𝘚𝘵𝘶𝘥𝘺 2: 𝘏𝘰𝘴𝘱𝘪𝘵𝘢𝘭𝘪𝘴𝘢𝘵𝘪𝘰𝘯: Higher pre-implant hospitalisation in VAD patients reflects higher clinical acuity and implant is significantly associated with reduced admissions, and hospitalisation once reconditioning has occurred.
𝘚𝘵𝘶𝘥𝘺 3: 𝘊𝘰𝘴𝘵𝘴: Once discharged home VAD implant stabilises hospital costs compared with accelerating costs in the year preceding implant. A high proportion of the hospital costs in the pre-implant year occur outside the implanting centre and should be considered in economic models assessing the impact of VAD implant.

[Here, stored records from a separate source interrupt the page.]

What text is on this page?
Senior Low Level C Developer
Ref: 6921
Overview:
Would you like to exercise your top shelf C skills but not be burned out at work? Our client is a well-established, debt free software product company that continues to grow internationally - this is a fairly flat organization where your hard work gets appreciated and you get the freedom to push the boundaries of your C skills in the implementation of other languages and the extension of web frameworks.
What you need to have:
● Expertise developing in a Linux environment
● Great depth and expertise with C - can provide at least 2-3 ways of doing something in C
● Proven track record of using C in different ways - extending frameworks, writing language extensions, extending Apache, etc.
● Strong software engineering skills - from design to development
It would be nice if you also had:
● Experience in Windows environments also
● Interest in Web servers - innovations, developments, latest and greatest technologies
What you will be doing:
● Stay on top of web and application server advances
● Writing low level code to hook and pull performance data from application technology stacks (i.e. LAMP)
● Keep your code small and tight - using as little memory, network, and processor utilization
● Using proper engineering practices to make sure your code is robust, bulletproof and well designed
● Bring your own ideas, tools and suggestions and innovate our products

𝘚𝘵𝘶𝘥𝘺 4: 𝘗𝘳𝘰𝘹𝘺 𝘘𝘶𝘢𝘭𝘪𝘵𝘺 𝘰𝘧 𝘓𝘪𝘧𝘦: Clinicians in our sample tend to overestimate prQoL in heart failure patients, with patient sex, depressed mood and measured frailty all worsening the inter rater gap
𝗜𝗺𝗽𝗹𝗶𝗰𝗮𝘁𝗶𝗼𝗻𝘀 𝗳𝗼𝗿 𝗽𝗼𝗹𝗶𝗰𝘆, 𝗽𝗿𝗮𝗰𝘁𝗶𝗰𝗲, 𝗲𝗱𝘂𝗰𝗮𝘁𝗶𝗼𝗻 𝗮𝗻𝗱 𝗿𝗲𝘀𝗲𝗮𝗿𝗰𝗵. This thesis has shown the power of data to enrich clinical decision-making, as well as ensure policy and funding decisions are strategic, evidence based and reflect the needs of patients, families, communities, and clinicians. Progressing value-based health care remains a challenge requiring a commitment to rigorous studies within the framework of economic evaluation. In establishing the comparator populations, future cost effectiveness studies investigating VADs in advanced heart failure, should consider the costs and hospitalisations accrued at institutions other than the implanting centre. Formal screening for quality of life in this cohort would support reimbursement decisions and enhance shared decision-making in heart failure with real world patient reported outcomes data. Such data could impact patient selection, pre- conditioning pathways and the timing of implantation which could all impact the cost and effectiveness of ventricular assist device therapy in advanced heart failure.